XLOOKUP関数は、この点においても従来より進化しています。
第4引数でエラー表示をコントロール
VLOOKUP関数でデータが見つからない場合、「#N/A」というエラーが表示されてしまうため、IFERROR関数を組み合わせて空白にする処理が必要でした。
しかし、XLOOKUP関数には最初から「見つからない場合」の引数(第4引数)が用意されています。
=XLOOKUP(G2 & H2, A:A & B:B, C:C, “該当なし”)
このように、第4引数に表示させたい文字(空白にしたい場合は「””」)を指定しておくだけで、IFERROR関数を使わずにスマートなエラー処理が完了します。
複数条件検索の複雑な数式を、さらにIFERROR関数で囲む必要がなくなるため、数式全体の可読性が大きく向上します。
まとめ
ExcelのXLOOKUP関数を使って、複数の条件を指定してデータを検索・抽出する方法について解説しました。
作業列を作らなくても、「&(アンパサンド)」を使って検索値と検索範囲をそれぞれ結合するだけで、直感的に複数条件検索を実現できるのがXLOOKUPの大きな強みです。
さらに厳密な判定が求められる場面では、検索値を「1」とし、論理式を「*(アスタリスク)」で掛け合わせる高度なテクニックも有効です。

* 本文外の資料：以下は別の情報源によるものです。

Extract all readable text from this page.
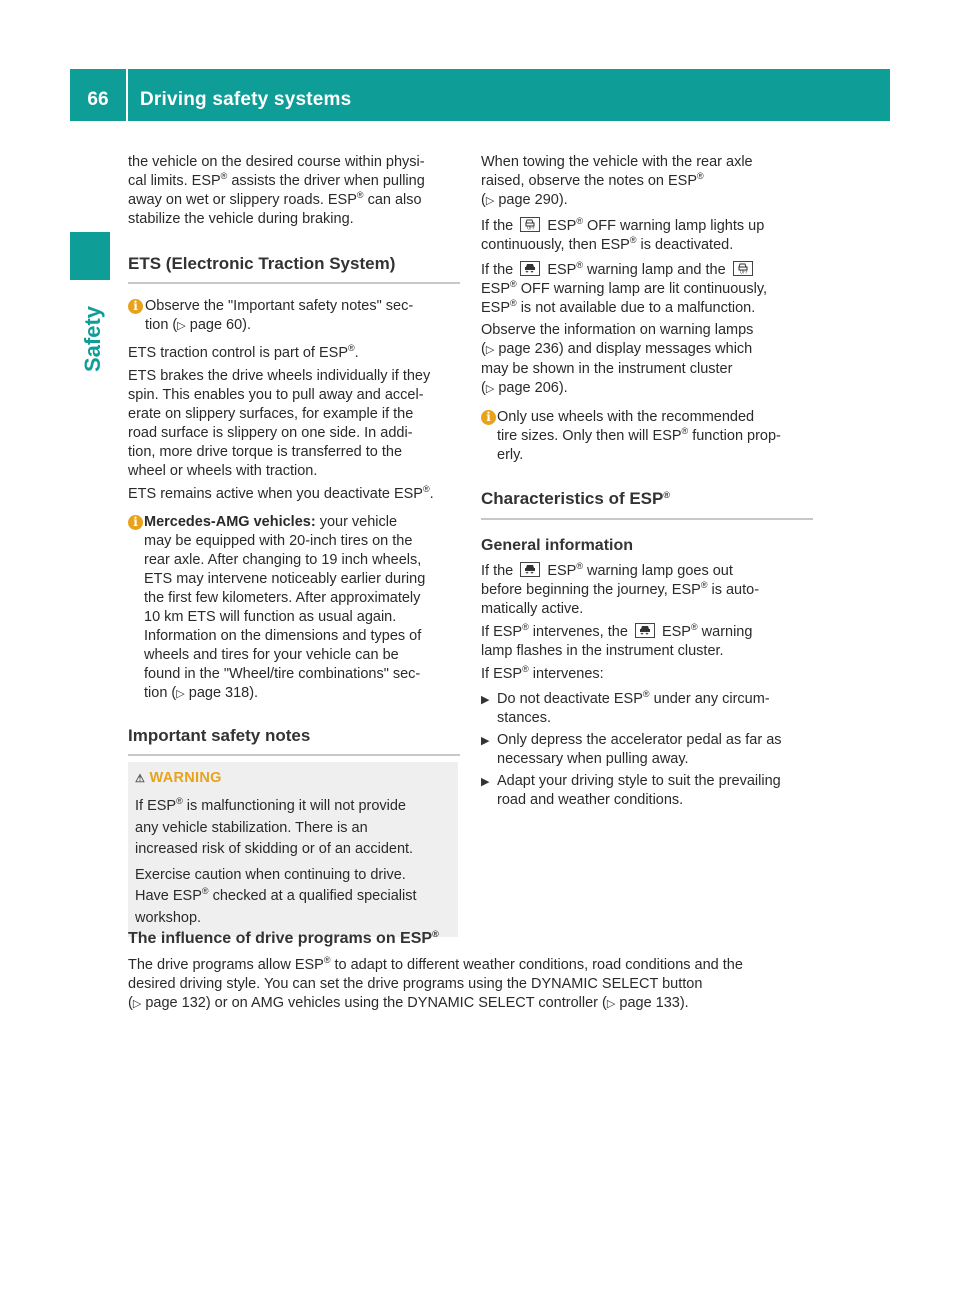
66	Driving safety systems
Safety

the vehicle on the desired course within physi-
cal limits. ESP® assists the driver when pulling
away on wet or slippery roads. ESP® can also
stabilize the vehicle during braking.

ETS (Electronic Traction System)

i Observe the "Important safety notes" sec-
tion (▷ page 60).

ETS traction control is part of ESP®.

ETS brakes the drive wheels individually if they
spin. This enables you to pull away and accel-
erate on slippery surfaces, for example if the
road surface is slippery on one side. In addi-
tion, more drive torque is transferred to the
wheel or wheels with traction.

ETS remains active when you deactivate ESP®.

i Mercedes-AMG vehicles: your vehicle
may be equipped with 20-inch tires on the
rear axle. After changing to 19 inch wheels,
ETS may intervene noticeably earlier during
the first few kilometers. After approximately
10 km ETS will function as usual again.
Information on the dimensions and types of
wheels and tires for your vehicle can be
found in the "Wheel/tire combinations" sec-
tion (▷ page 318).

Important safety notes

⚠ WARNING

If ESP® is malfunctioning it will not provide
any vehicle stabilization. There is an
increased risk of skidding or of an accident.

Exercise caution when continuing to drive.

Have ESP® checked at a qualified specialist
workshop.

When towing the vehicle with the rear axle
raised, observe the notes on ESP®
(▷ page 290).

If the	OFF ESP® OFF warning lamp lights up
continuously, then ESP® is deactivated.

If the ESP® warning lamp and the	OFF

ESP® OFF warning lamp are lit continuously,
ESP® is not available due to a malfunction.

Observe the information on warning lamps
(▷ page 236) and display messages which
may be shown in the instrument cluster
(▷ page 206).

i Only use wheels with the recommended
tire sizes. Only then will ESP® function prop-
erly.

Characteristics of ESP®

General information

If the ESP® warning lamp goes out
before beginning the journey, ESP® is auto-
matically active.

If ESP® intervenes, the ESP® warning
lamp flashes in the instrument cluster.

If ESP® intervenes:

▶ Do not deactivate ESP® under any circum-
stances.
▶ Only depress the accelerator pedal as far as
necessary when pulling away.
▶ Adapt your driving style to suit the prevailing
road and weather conditions.

The influence of drive programs on ESP®

The drive programs allow ESP® to adapt to different weather conditions, road conditions and the
desired driving style. You can set the drive programs using the DYNAMIC SELECT button
(▷ page 132) or on AMG vehicles using the DYNAMIC SELECT controller (▷ page 133).
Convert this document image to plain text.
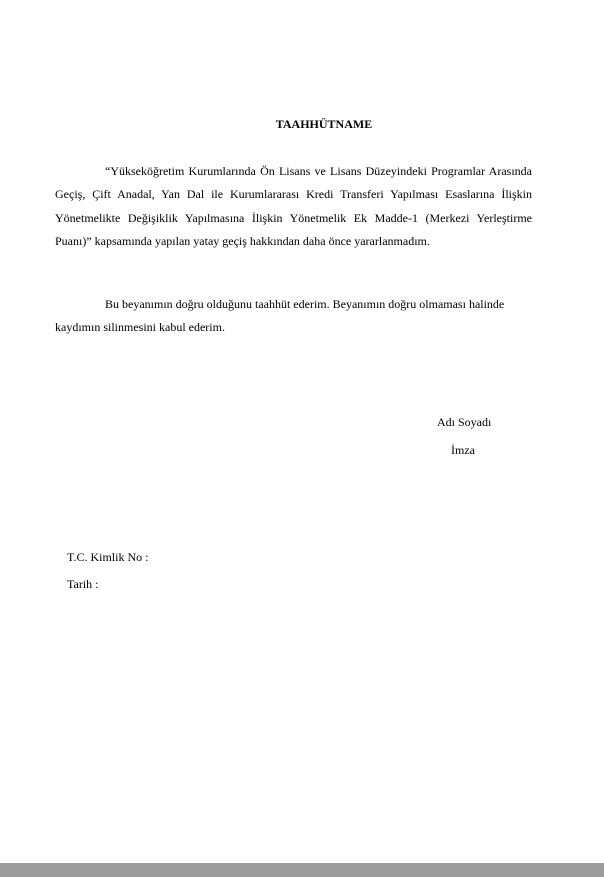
TAAHHÜTNAME

“Yükseköğretim Kurumlarında Ön Lisans ve Lisans Düzeyindeki Programlar Arasında Geçiş, Çift Anadal, Yan Dal ile Kurumlararası Kredi Transferi Yapılması Esaslarına İlişkin Yönetmelikte Değişiklik Yapılmasına İlişkin Yönetmelik Ek Madde-1 (Merkezi Yerleştirme Puanı)” kapsamında yapılan yatay geçiş hakkından daha önce yararlanmadım.

Bu beyanımın doğru olduğunu taahhüt ederim. Beyanımın doğru olmaması halinde kaydımın silinmesini kabul ederim.

Adı Soyadı
İmza
T.C. Kimlik No :
Tarih :
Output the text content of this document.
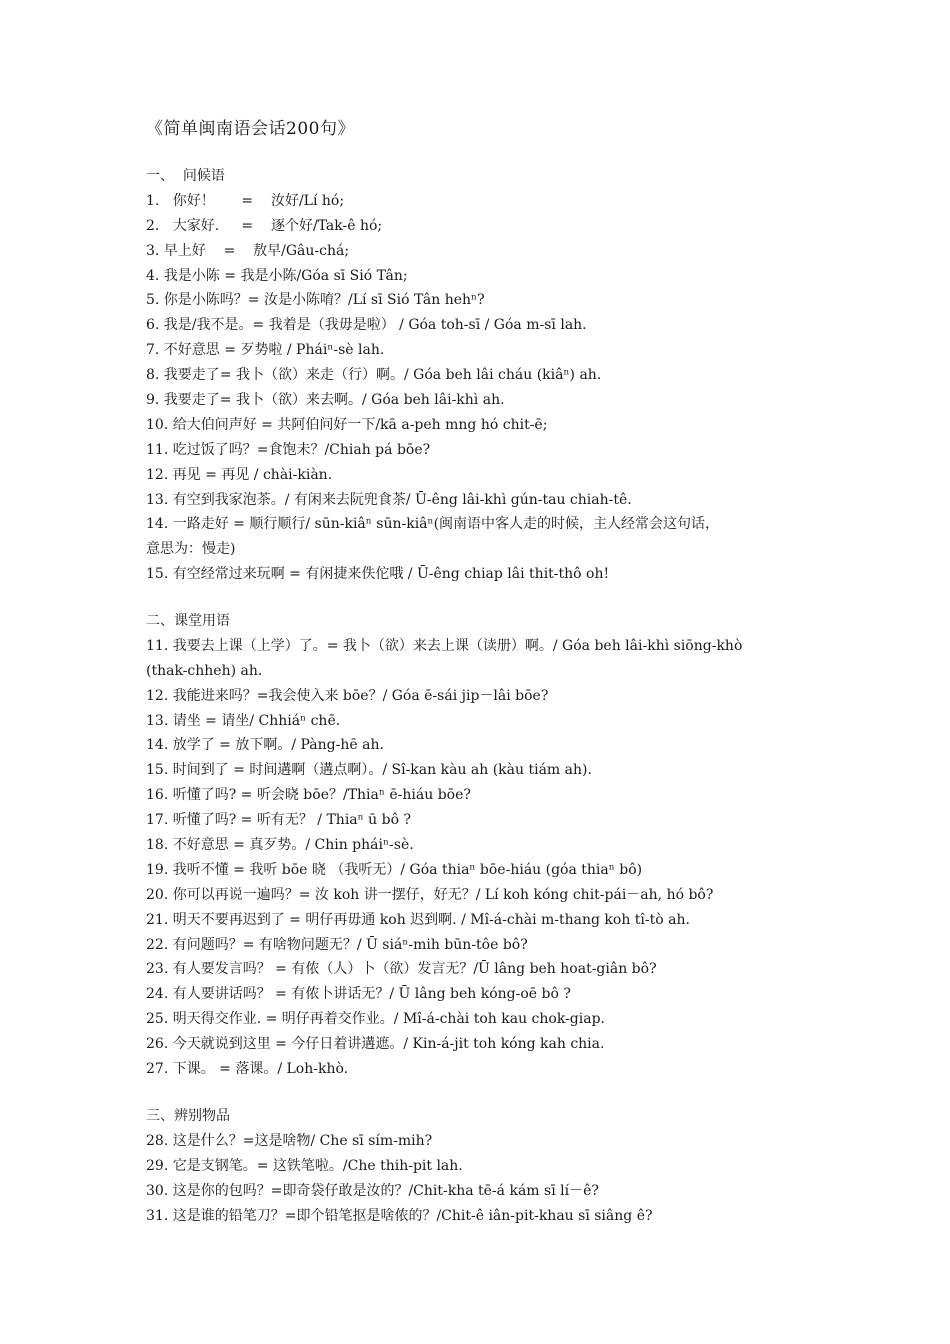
《简单闽南语会话200句》
一、  问候语
1.   你好！      =    汝好/Lí hó;
2.   大家好.     =    逐个好/Tak-ê hó;
3. 早上好    =    敖早/Gâu-chá;
4. 我是小陈 = 我是小陈/Góa sī Sió Tân;
5. 你是小陈吗？= 汝是小陈唷？/Lí sī Sió Tân hehⁿ?
6. 我是/我不是。= 我着是（我毋是啦） / Góa toh-sī / Góa m-sī lah.
7. 不好意思 = 歹势啦 / Pháiⁿ-sè lah.
8. 我要走了= 我卜（欲）来走（行）啊。/ Góa beh lâi cháu (kiâⁿ) ah.
9. 我要走了= 我卜（欲）来去啊。/ Góa beh lâi-khì ah.
10. 给大伯问声好 = 共阿伯问好一下/kā a-peh mng hó chit-ē;
11. 吃过饭了吗？=食饱未？/Chiah pá bōe?
12. 再见 = 再见 / chài-kiàn.
13. 有空到我家泡茶。/ 有闲来去阮兜食茶/ Ū-êng lâi-khì gún-tau chiah-tê.
14. 一路走好 = 顺行顺行/ sūn-kiâⁿ sūn-kiâⁿ(闽南语中客人走的时候，主人经常会这句话，
意思为：慢走)
15. 有空经常过来玩啊 = 有闲捷来佚佗哦 / Ū-êng chiap lâi thit-thô oh!
二、课堂用语
11. 我要去上课（上学）了。= 我卜（欲）来去上课（读册）啊。/ Góa beh lâi-khì siōng-khò
(thak-chheh) ah.
12. 我能进来吗？=我会使入来 bōe？/ Góa ē-sái jip－lâi bōe?
13. 请坐 = 请坐/ Chhiáⁿ chē.
14. 放学了 = 放下啊。/ Pàng-hē ah.
15. 时间到了 = 时间遘啊（遘点啊）。/ Sî-kan kàu ah (kàu tiám ah).
16. 听懂了吗? = 听会晓 bōe？/Thiaⁿ ē-hiáu bōe?
17. 听懂了吗? = 听有无？ / Thiaⁿ ū bô ?
18. 不好意思 = 真歹势。/ Chin pháiⁿ-sè.
19. 我听不懂 = 我听 bōe 晓 （我听无）/ Góa thiaⁿ bōe-hiáu (góa thiaⁿ bô)
20. 你可以再说一遍吗？= 汝 koh 讲一摆仔，好无？/ Lí koh kóng chit-pái－ah, hó bô?
21. 明天不要再迟到了 = 明仔再毋通 koh 迟到啊. / Mî-á-chài m-thang koh tî-tò ah.
22. 有问题吗？= 有啥物问题无？/ Ū siáⁿ-mih būn-tôe bô?
23. 有人要发言吗？ = 有侬（人）卜（欲）发言无？/Ū lâng beh hoat-giân bô?
24. 有人要讲话吗？ = 有侬卜讲话无？/ Ū lâng beh kóng-oē bô ?
25. 明天得交作业. = 明仔再着交作业。/ Mî-á-chài toh kau chok-giap.
26. 今天就说到这里 = 今仔日着讲遘遮。/ Kin-á-jit toh kóng kah chia.
27. 下课。 = 落课。/ Loh-khò.
三、辨别物品
28. 这是什么？=这是啥物/ Che sī sím-mih?
29. 它是支钢笔。= 这铁笔啦。/Che thih-pit lah.
30. 这是你的包吗？=即奇袋仔敢是汝的？/Chit-kha tē-á kám sī lí－ê?
31. 这是谁的铅笔刀？=即个铅笔抠是啥侬的？/Chit-ê iân-pit-khau sī siâng ê?
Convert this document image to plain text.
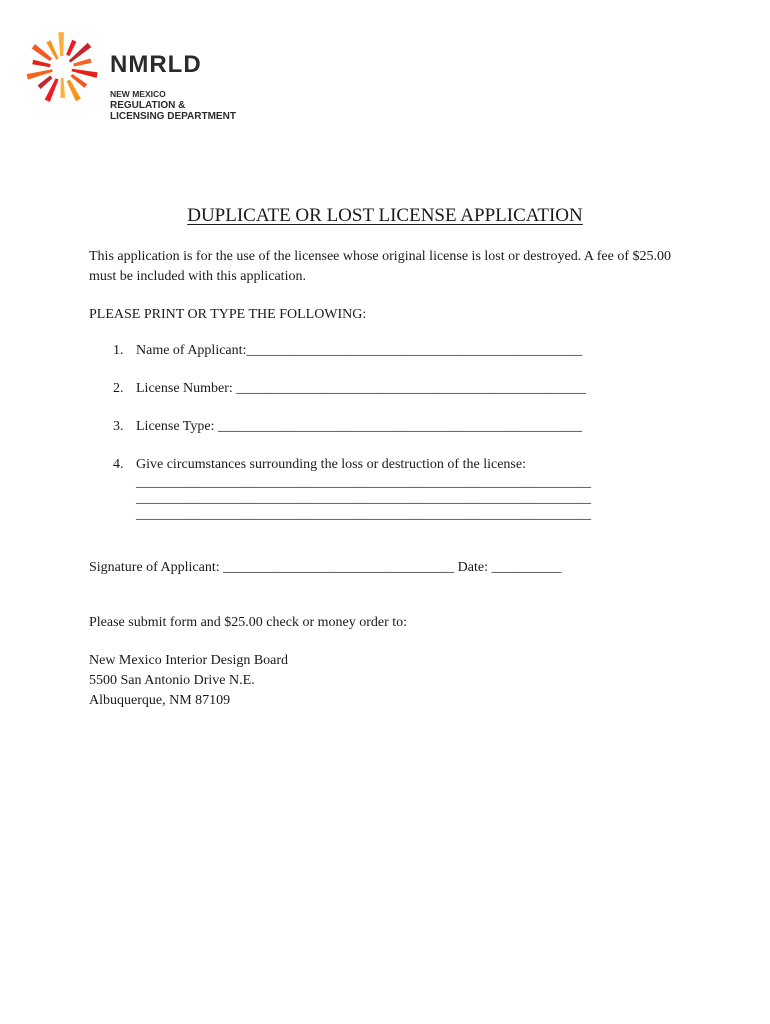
NMRLD
NEW MEXICO
REGULATION &
LICENSING DEPARTMENT
DUPLICATE OR LOST LICENSE APPLICATION

This application is for the use of the licensee whose original license is lost or destroyed. A fee of $25.00 must be included with this application.

PLEASE PRINT OR TYPE THE FOLLOWING:

1. Name of Applicant:________________________________________________
2. License Number: __________________________________________________
3. License Type: ____________________________________________________
4. Give circumstances surrounding the loss or destruction of the license:
_________________________________________________________________
_________________________________________________________________
_________________________________________________________________
Signature of Applicant: _________________________________ Date: __________

Please submit form and $25.00 check or money order to:

New Mexico Interior Design Board
5500 San Antonio Drive N.E.
Albuquerque, NM 87109
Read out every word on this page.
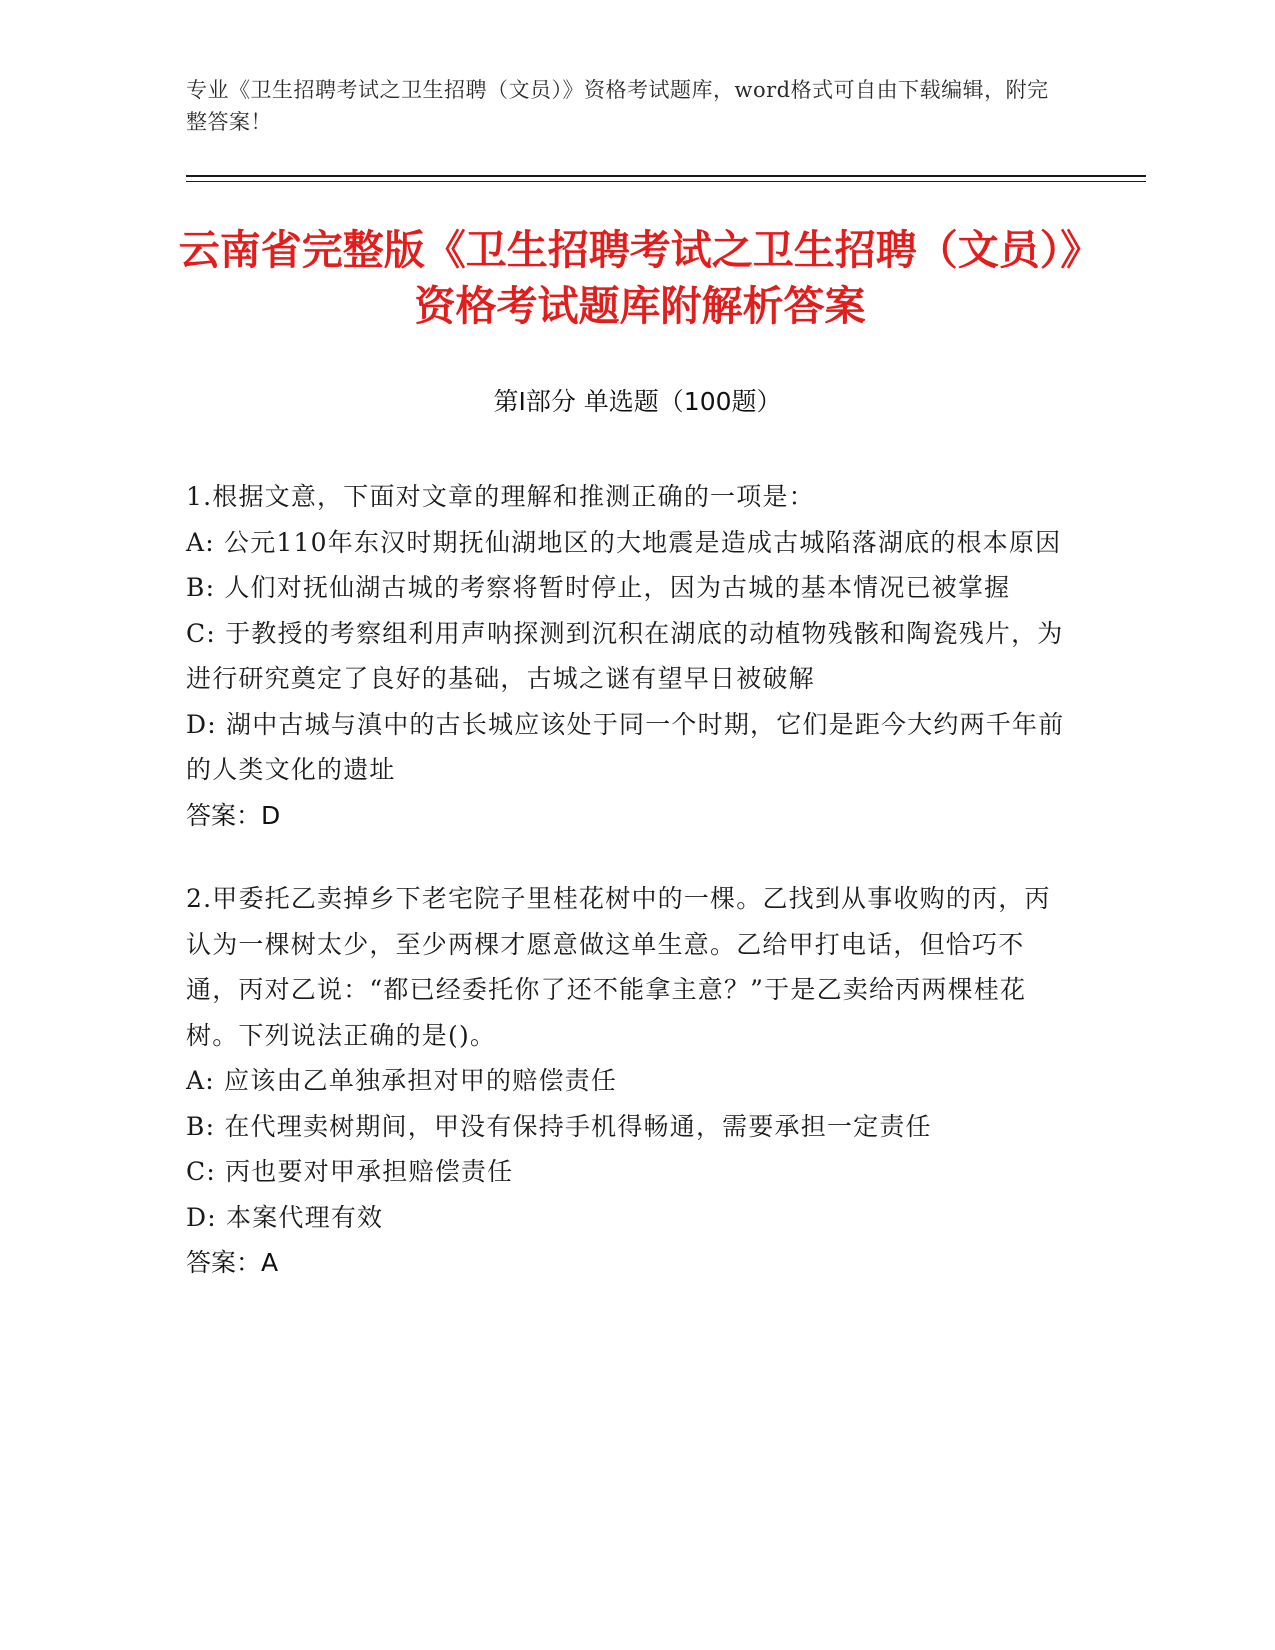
专业《卫生招聘考试之卫生招聘（文员）》资格考试题库，word格式可自由下载编辑，附完整答案！
云南省完整版《卫生招聘考试之卫生招聘（文员）》资格考试题库附解析答案
第I部分 单选题（100题）

1.根据文意，下面对文章的理解和推测正确的一项是：

A: 公元110年东汉时期抚仙湖地区的大地震是造成古城陷落湖底的根本原因

B: 人们对抚仙湖古城的考察将暂时停止，因为古城的基本情况已被掌握

C: 于教授的考察组利用声呐探测到沉积在湖底的动植物残骸和陶瓷残片，为进行研究奠定了良好的基础，古城之谜有望早日被破解

D: 湖中古城与滇中的古长城应该处于同一个时期，它们是距今大约两千年前的人类文化的遗址

答案：D

2.甲委托乙卖掉乡下老宅院子里桂花树中的一棵。乙找到从事收购的丙，丙认为一棵树太少，至少两棵才愿意做这单生意。乙给甲打电话，但恰巧不通，丙对乙说：“都已经委托你了还不能拿主意？”于是乙卖给丙两棵桂花树。下列说法正确的是()。

A: 应该由乙单独承担对甲的赔偿责任

B: 在代理卖树期间，甲没有保持手机得畅通，需要承担一定责任

C: 丙也要对甲承担赔偿责任

D: 本案代理有效

答案：A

商品名とサイズ、日付と担当者など、実務のデータ分析において条件が1つで済むケースはむしろ少数派と言えます。
従来のVLOOKUP関数と作業列の組み合わせに煩わしさを感じていた方は、このXLOOKUP関数の複数条件検索をマスターすることで、シートの構造をクリーンに保ちながら、より高度で正確なデータ抽出を行ってみてはいかがでしょうか。